Я не раз носил искусственные оболочки; их часто выдают освобожденным условно‑досрочно. Дешёво, но очень напоминает жизнь в одиночестве и в доме, пронизанном сквозняками. К тому же цепи, отвечающие за вкусовые ощущения, никогда не удается настроить как надо. Поэтому вся еда неизменно напоминает приправленные острым соусом опилки.
Войдя в раздевалку, я нашел на скамейке тщательно сложенный летний костюм. На стене висело зеркало. Поверх стопки одежды лежали дешевые стальные часы, придерживавшие простой белый конверт с аккуратно выведенным моим именем. Глубоко вздохнув, я подошел к зеркалу.
Это самое трудное. Мне приходилось проделывать такое почти двадцать лет, и все же я до сих пор вздрагиваю, когда в первый раз смотрюсь в зеркало и вижу там совершенно незнакомое лицо. Очень похоже на извлечение образа из глубин аутостерограммы. В первое мгновение кажется, что сквозь зеркало на тебя смотрит какой‑то чужой человек. Затем, фокусируя взгляд, ты быстро оказываешься за этой маской, проникая внутрь, испытывая буквально осязаемый шок. Как будто перерезается невидимая пуповина. Но только при этом вы с незнакомцем не отделяетесь друг от друга, а наоборот, он насильственно проникает в тебя. И вот уже в зеркале твое собственное отражение…
Я стоял перед зеркалом, вытираясь насухо, и привыкал к новому лицу. Тип европейский, что для меня в новинку. Кроме того, у меня сложилось стойкое впечатление, что если в прошлой жизни и возникали пути наименьшего сопротивления, обладатель этого лица по ним не следовал. Несмотря на бледность – результат длительного пребывания в резервуаре, – черты, которые я видел в зеркале, сохранили обветренный, закаленный вид. Повсюду морщины и складки. В густых, чёрных и коротко остриженных волосах кое‑где белела седина. Глаза ярко‑голубые, и над левым красовался едва заметный неровный шрам. Подняв левую руку, я сравнил шрамы, гадая, есть ли между ними какая‑нибудь связь.
В конверте под часами лежал лист бумаги, отпечатанный на принтере.
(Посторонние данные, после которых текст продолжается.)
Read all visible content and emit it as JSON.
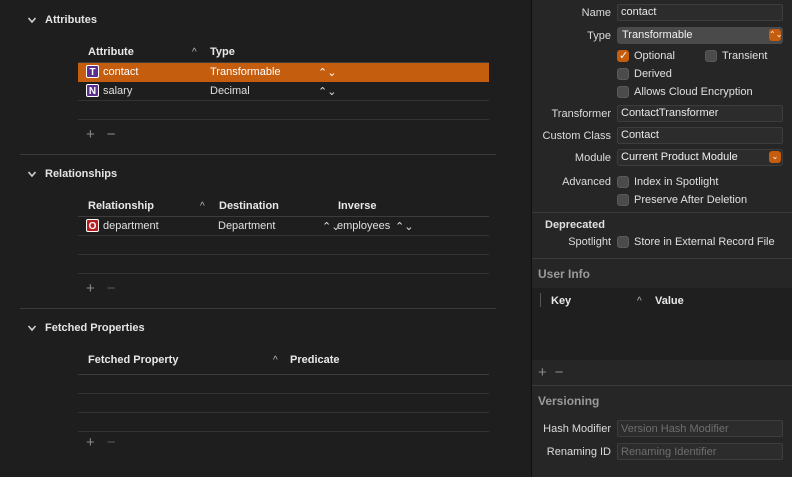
{
  "sections": {
    "attributes": {
      "title": "Attributes",
      "columns": [
        "Attribute",
        "Type"
      ],
      "rows": [
        {
          "badge": "T",
          "name": "contact",
          "type": "Transformable",
          "selected": true
        },
        {
          "badge": "N",
          "name": "salary",
          "type": "Decimal",
          "selected": false
        }
      ]
    },
    "relationships": {
      "title": "Relationships",
      "columns": [
        "Relationship",
        "Destination",
        "Inverse"
      ],
      "rows": [
        {
          "badge": "O",
          "name": "department",
          "destination": "Department",
          "inverse": "employees"
        }
      ]
    },
    "fetched": {
      "title": "Fetched Properties",
      "columns": [
        "Fetched Property",
        "Predicate"
      ]
    }
  },
  "controls": {
    "plus": "+",
    "minus": "−",
    "sort_caret": "^",
    "updown": "⌃⌄"
  },
  "inspector": {
    "name_label": "Name",
    "name_value": "contact",
    "type_label": "Type",
    "type_value": "Transformable",
    "optional_label": "Optional",
    "optional_checked": true,
    "transient_label": "Transient",
    "transient_checked": false,
    "derived_label": "Derived",
    "derived_checked": false,
    "cloud_label": "Allows Cloud Encryption",
    "cloud_checked": false,
    "transformer_label": "Transformer",
    "transformer_value": "ContactTransformer",
    "custom_class_label": "Custom Class",
    "custom_class_value": "Contact",
    "module_label": "Module",
    "module_value": "Current Product Module",
    "advanced_label": "Advanced",
    "spotlight_label": "Index in Spotlight",
    "spotlight_checked": false,
    "preserve_label": "Preserve After Deletion",
    "preserve_checked": false,
    "deprecated_label": "Deprecated",
    "spotlight_row_label": "Spotlight",
    "external_label": "Store in External Record File",
    "external_checked": false,
    "user_info_title": "User Info",
    "user_info_columns": [
      "Key",
      "Value"
    ],
    "versioning_title": "Versioning",
    "hash_label": "Hash Modifier",
    "hash_placeholder": "Version Hash Modifier",
    "renaming_label": "Renaming ID",
    "renaming_placeholder": "Renaming Identifier"
  },
  "colors": {
    "accent": "#c55d0e",
    "badge_purple": "#5b2d8c",
    "badge_red": "#b81c1c"
  }
}
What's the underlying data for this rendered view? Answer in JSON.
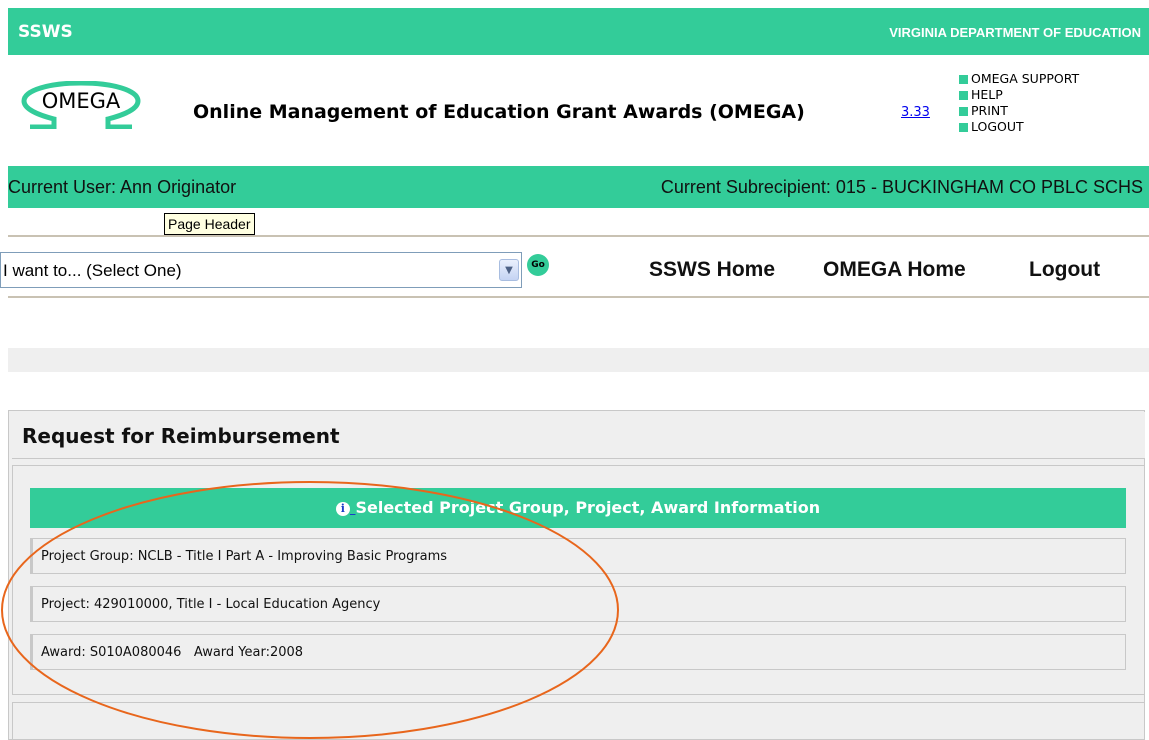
{
  "topbar": {
    "app_name": "SSWS",
    "department": "VIRGINIA DEPARTMENT OF EDUCATION"
  },
  "header": {
    "logo_text": "OMEGA",
    "title": "Online Management of Education Grant Awards (OMEGA)",
    "version": "3.33",
    "quick_links": [
      "OMEGA SUPPORT",
      "HELP",
      "PRINT",
      "LOGOUT"
    ]
  },
  "user_bar": {
    "current_user": "Current User: Ann Originator",
    "current_subrecipient": "Current Subrecipient: 015 - BUCKINGHAM CO PBLC SCHS"
  },
  "tooltip": {
    "text": "Page Header"
  },
  "nav": {
    "select_value": "I want to... (Select One)",
    "go_label": "Go",
    "links": [
      "SSWS Home",
      "OMEGA Home",
      "Logout"
    ]
  },
  "page": {
    "title": "Request for Reimbursement",
    "section_title": "Selected Project Group, Project, Award Information",
    "info_icon": "i",
    "project_group": "Project Group: NCLB - Title I Part A - Improving Basic Programs",
    "project": "Project: 429010000, Title I - Local Education Agency",
    "award": "Award: S010A080046   Award Year:2008"
  },
  "colors": {
    "brand_green": "#33cc99",
    "annotation_orange": "#e8661c"
  }
}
Подпись неразборчива.
Итак, я на Земле. В древнейшем из цивилизованных миров.
Пожав плечами, я пробежал взглядом письмо, затем оделся и убрал его в карман пиджака. Бросив прощальный взгляд в зеркало, я застегнул на запястье часы и отправился к ожидавшим меня полицейским.
Часы показывали пятнадцать минут пятого. По местному времени.
Врач ждала меня за овальным столиком, заполняя какие‑то документы на компьютере. У неё за спиной стоял худой суровый мужчина в чёрном костюме. Больше в комнате никого не было.
Посмотрев вокруг, я обратился к мужчине.
– Вы из полиции?
– Они снаружи. – Он указал на дверь. – Сюда им доступ запрещен. Нужно специальное разрешение. У нас собственная служба безопасности.
– А вы кто?
Мужчина посмотрел на меня с тем же смешанным чувством, что и врач внизу.
– Надзиратель Салливан, начальник Центральной тюрьмы Бей‑Сити. Заведения, которое вы сейчас покидаете.
– Похоже, вы не слишком огорчены тем, что расстаетесь со мной.
Салливан прошил меня взглядом насквозь.
– Вы рецидивист, Ковакс. Я никогда не видел смысла в том, чтобы тратить здоровую плоть и кровь на таких, как вы.
Я пощупал письмо в нагрудном кармане.
– К счастью для меня, мистер Банкрофт с вами не согласен. Он должен был прислать за мной лимузин. Машина уже ждет?
– Я не смотрел.
Где‑то на столе запищал компьютер. Врач закончила вводить данные. Оторвав закрутившийся лист твердого носителя, она расписалась в двух местах и протянула его Салливану. Склонившись над бумагой, надзиратель прищурился, читая. Наконец, черкнув свой автограф, он отдал лист мне.
– Такеси Лев Ковакс, – сказал Салливан, делая ошибку в моей фамилии с тем же мастерством, что и его подчиненный в зале с резервуарами. – Властью, вверенной мне Советом правосудия Объединенных Наций, я освобождаю вас под опеку Лоренса Дж.